This repository contains the exercises related to the course Big Data and Data Science Technology, E25 at University of Southern Denmark.
This year's instructors are Oliver Feldborg Hansen and Anders Launer Bæk-Petersen, who completed the course in E24 and E22, respectively. We will facilitate the exercise hours and are available on the announced Discord channel for this course. An invitation link to the Discord channel will be provided in the first lecture. We encourage you to provide open and direct feedback throughout the semester. Please feel free to open new GitHub issues for bugs, etc. here if you encounter unclear information or experience bugs in our examples!

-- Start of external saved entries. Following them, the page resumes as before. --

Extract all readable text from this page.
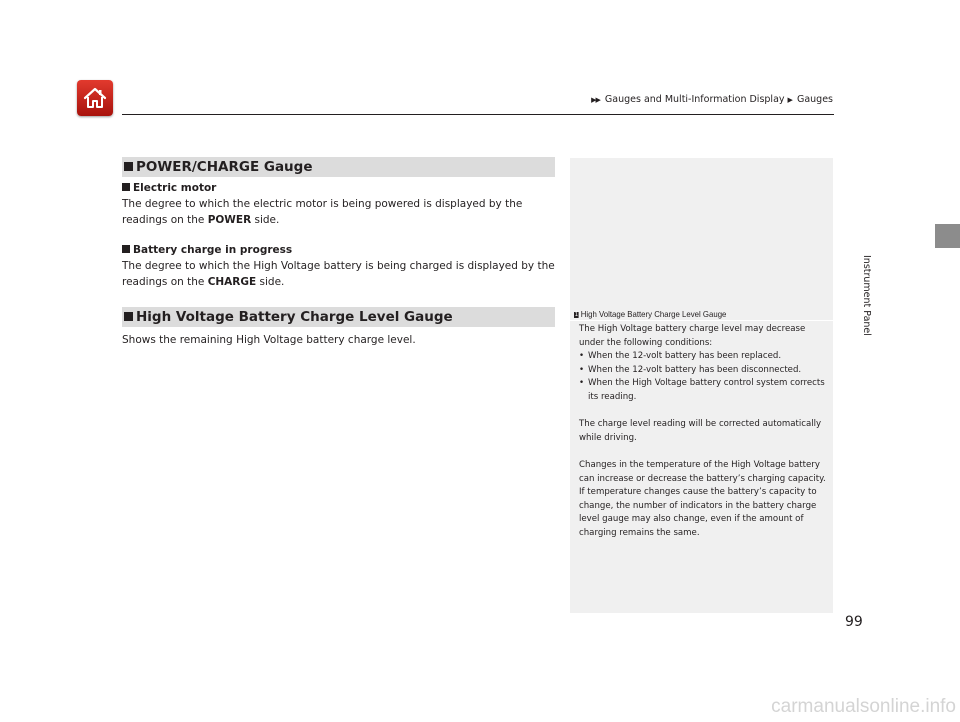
▶▶ Gauges and Multi-Information Display ▶ Gauges
Instrument Panel
POWER/CHARGE Gauge
Electric motor
The degree to which the electric motor is being powered is displayed by the readings on the POWER side.
Battery charge in progress
The degree to which the High Voltage battery is being charged is displayed by the readings on the CHARGE side.
High Voltage Battery Charge Level Gauge
Shows the remaining High Voltage battery charge level.
1 High Voltage Battery Charge Level Gauge

The High Voltage battery charge level may decrease under the following conditions:

• When the 12-volt battery has been replaced.
• When the 12-volt battery has been disconnected.
• When the High Voltage battery control system corrects its reading.

The charge level reading will be corrected automatically while driving.

Changes in the temperature of the High Voltage battery can increase or decrease the battery’s charging capacity. If temperature changes cause the battery’s capacity to change, the number of indicators in the battery charge level gauge may also change, even if the amount of charging remains the same.

99
carmanualsonline.info
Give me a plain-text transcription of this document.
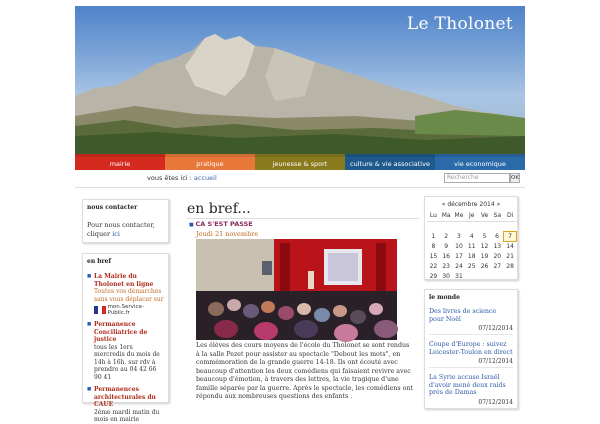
Le Tholonet
mairie	pratique	jeunesse & sport	culture & vie associative	vie economique
vous êtes ici : accueil	Recherche	OK
nous contacter
Pour nous contacter, cliquer ici
en bref
■ La Mairie du Tholonet en ligne
Toutes vos démarches sans vous déplacer sur
mon.Service-Public.fr
■ Permanence Conciliatrice de justice
tous les 1ers mercredis du mois de 14h à 16h. sur rdv à prendre au 04 42 66 90 41
■ Permanences architecturales du CAUE
2ème mardi matin du mois en mairie
en bref...
■ CA S'EST PASSE
Jeudi 21 novembre
Les élèves des cours moyens de l'école du Tholonet se sont rendus à la salle Pezet pour assister au spectacle "Debout les mots", en commémoration de la grande guerre 14-18. Ils ont écouté avec beaucoup d'attention les deux comédiens qui faisaient revivre avec beaucoup d'émotion, à travers des lettres, la vie tragique d'une famille séparée par la guerre. Après le spectacle, les comédiens ont répondu aux nombreuses questions des enfants .
« décembre 2014 »
Lu	Ma	Me	Je	Ve	Sa	Di

1	2	3	4	5	6	7
8	9	10	11	12	13	14
15	16	17	18	19	20	21
22	23	24	25	26	27	28
29	30	31				
le monde
Des livres de science pour Noël
07/12/2014
Coupe d'Europe : suivez Leicester-Toulon en direct
07/12/2014
La Syrie accuse Israël d'avoir mené deux raids près de Damas
07/12/2014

The goal of these exercises is to guide you through the practical parts of the curriculum. The structure of this year’s exercises was inspired by the architecture lecture in the course. We previously moved from a Docker Compose setup to a Kubernetes-based one.
Our main focus this semester is twofold:
- Develop an exercise framework where we create diagrams of the architecture before starting implementation.
- Start exercises that provide hands-on experience with Kubernetes and the tools commonly used in Big Data and Data Science fields.
You will be using a shared Kubernetes cluster for the exercises hosted by the university. All the exercises are designed to be run from your localhost using kubectl
commands.
You will be provided with a kubeconfig
file that you can use to connect to the cluster before the first exercise session, provided you are on the SDU network.
If you are not on the SDU network, you can use a VPN connection to access it. You can find more information about the VPN connection here.
Information about the kubeconfig
file(s) can be discovered here: Configure Access to Multiple Clusters. For further details, please look into Organizing Cluster Access Using kubeconfig Files if you need to manage multiple Kubernetes clusters in your environment.
The repository will contain materials from previous semesters and the exercises for the current semester. The folders archive
and services
contain material from the previous semesters. The lectures
folder contains the material for the current semester.
.
├── archive
│ ├── E22
│ ├── E23
│ └── E24
├── infrastructure
│ ├── create-admin-kubeconfig.sh
│ ├── create-user.sh
│ ├── create-users.sh
│ ├── delete-users.sh
│ ├── images
│ │ ├── __init__.py
│ │ ├── images.txt
│ │ ├── persist-images.py
│ │ ├── README.md
│ │ ├── side-load.py
│ │ ├── side-load.sh
│ │ └── utils.py
│ ├── parse_its.py
│ ├── README.md
│ └── share_kubeconfigs
│ ├── parse_groups.ipynb
│ ├── parse_students copy.ipynb
│ ├── parse_students.ipynb
│ ├── sent_msg_groups.py
│ ├── sent_msg_students.py
│ ├── sent_msg.ipynb
│ └── src
│ ├── __init__.py
│ ├── groups.py
│ ├── msg.py
│ └── students.py
├── lectures
│ └── {01, 02, ..., 07}
│ └── README.md
├── LICENSE
├── README.md
└── services
├── atlas
├── hdfs
│ ├── configmap.yaml
│ ├── datanodes.yaml
│ ├── hdfs-cli.yaml
│ ├── namenode.yaml
│ └── README.md
├── interactive
│ ├── Dockerfile
│ ├── interactive.yaml
│ ├── README.md
│ └── requirements.txt
├── kafka-connect
│ ├── Dockerfile
│ └── README.md
└── README.md